E lui? Che cosa fa? Crede di potere riuscire a mettere assieme un grande esercito Salvatore Giuliano. I suoi occhini scuri scintillano: “Nella mia vita esiste solo un obiettivo, fare della Sicilia uno Stato Libero. È per questo che bisogna lottare. Tutto sommato, se dovessimo fallire, non perderemo nulla. Ma io sono sicuro che vinceremo. Comunque sia, non voglio pensare a cose brutte, anche perché credo che le persone con le quali ho stipulato l’accordo siano quelle giuste. Sono le più efficienti e coraggiose che abbia mai conosciuto”.
Nella prima metà degli anni Quaranta la Sicilia sembra per la prima volta vibrare, sul punto di imboccare finalmente una strada nuova, che avrebbe provocato un “terremoto”. Purtroppo si tratta soltanto di scosse superficiali, che non causano vasti movimenti popolari, solo aspettative, speranze e nulla più. Tuttavia, la risposta alla “chiamata” di Salvatore Giuliano è più immediata del previsto, ma non è la massa che il “re” di Montelepre si aspettava. Comunque, sono almeno duecento i giovani neo indipendentisti che scelgono la via tracciata dal “re” di Montelepre. I primi passi verso la guerra contro lo Stato sono fatti. In pochi giorni i picciotti di Giuliano sono armati come un vero e proprio esercito, grazie soprattutto ai residuati bellici che Giuliano era riuscito a rubare e mettere da parte in attesa di qualche evento eccezionale. Eccolo arrivato: la lotta armata per il trionfo del Separatismo.
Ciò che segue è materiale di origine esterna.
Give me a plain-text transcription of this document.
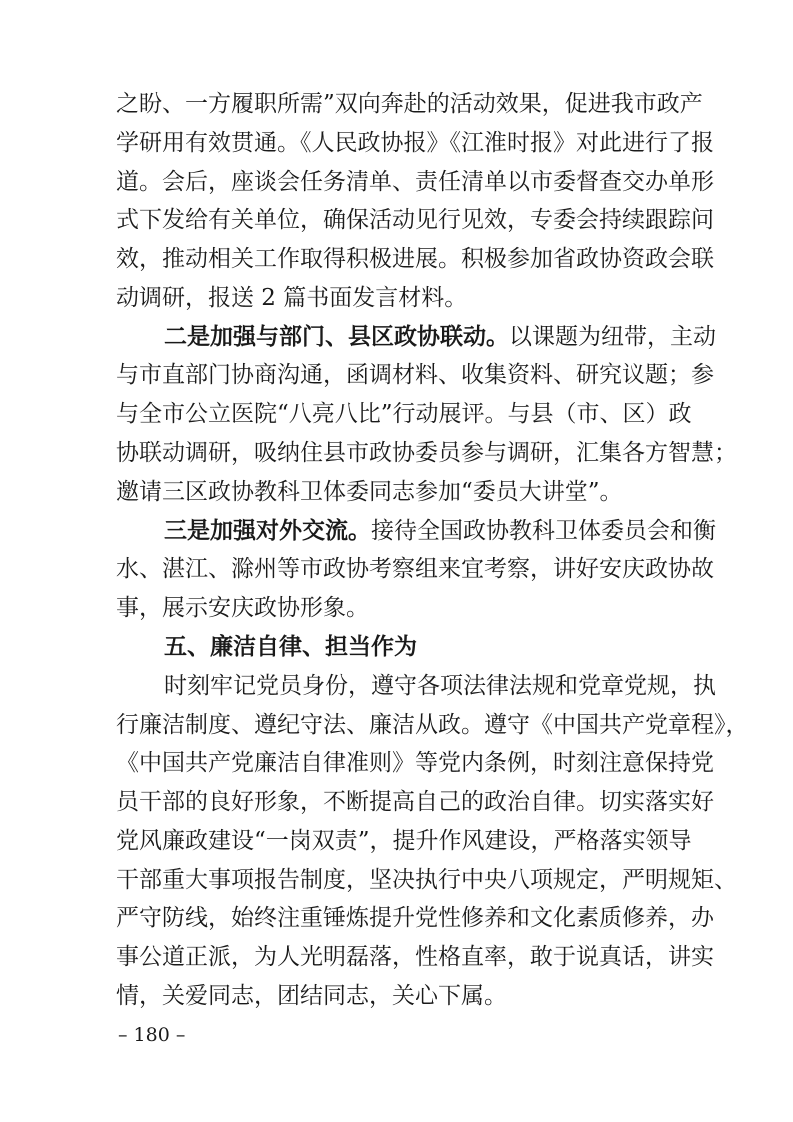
之盼、一方履职所需”双向奔赴的活动效果，促进我市政产
学研用有效贯通。《人民政协报》《江淮时报》对此进行了报
道。会后，座谈会任务清单、责任清单以市委督查交办单形
式下发给有关单位，确保活动见行见效，专委会持续跟踪问
效，推动相关工作取得积极进展。积极参加省政协资政会联
动调研，报送 2 篇书面发言材料。
二是加强与部门、县区政协联动。以课题为纽带，主动
与市直部门协商沟通，函调材料、收集资料、研究议题；参
与全市公立医院“八亮八比”行动展评。与县（市、区）政
协联动调研，吸纳住县市政协委员参与调研，汇集各方智慧；
邀请三区政协教科卫体委同志参加“委员大讲堂”。
三是加强对外交流。接待全国政协教科卫体委员会和衡
水、湛江、滁州等市政协考察组来宜考察，讲好安庆政协故
事，展示安庆政协形象。
五、廉洁自律、担当作为
时刻牢记党员身份，遵守各项法律法规和党章党规，执
行廉洁制度、遵纪守法、廉洁从政。遵守《中国共产党章程》，
《中国共产党廉洁自律准则》等党内条例，时刻注意保持党
员干部的良好形象，不断提高自己的政治自律。切实落实好
党风廉政建设“一岗双责”，提升作风建设，严格落实领导
干部重大事项报告制度，坚决执行中央八项规定，严明规矩、
严守防线，始终注重锤炼提升党性修养和文化素质修养，办
事公道正派，为人光明磊落，性格直率，敢于说真话，讲实
情，关爱同志，团结同志，关心下属。
– 180 –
L’esaltazione individuale è al massimo: “Questa è l’occasione per buttare a mare chi è contro la Sicilia e dimenticare le nostre pene, le ingiustizie alle quali siamo stati costretti da troppi anni”, dice Giuliano agli uomini del proprio “esercito” di villani analfabeti, qualcuno dei quali, dopo diversi giorni di addestramento tra le montagne, non è ancora in grado di caricare un fucile. “Devi imparare a sparare bene se vuoi evitare di essere ucciso, perché quelli contro i quali andremo a combattere i fucili li conoscono bene e sanno come fare per impedirti di sparare una seconda volta. Credi a me. io li conosco, quelli sbagliano raramente quando sparano”.
Ce la mette davvero tutta Giuliano per avere un “esercito” efficiente, ma con alcuni dei suoi uomini è pretendere molto persino il rispetto dei ruoli che spettano a ciascuno, figurarsi la disciplina nella pulizia e nell’uso delle armi.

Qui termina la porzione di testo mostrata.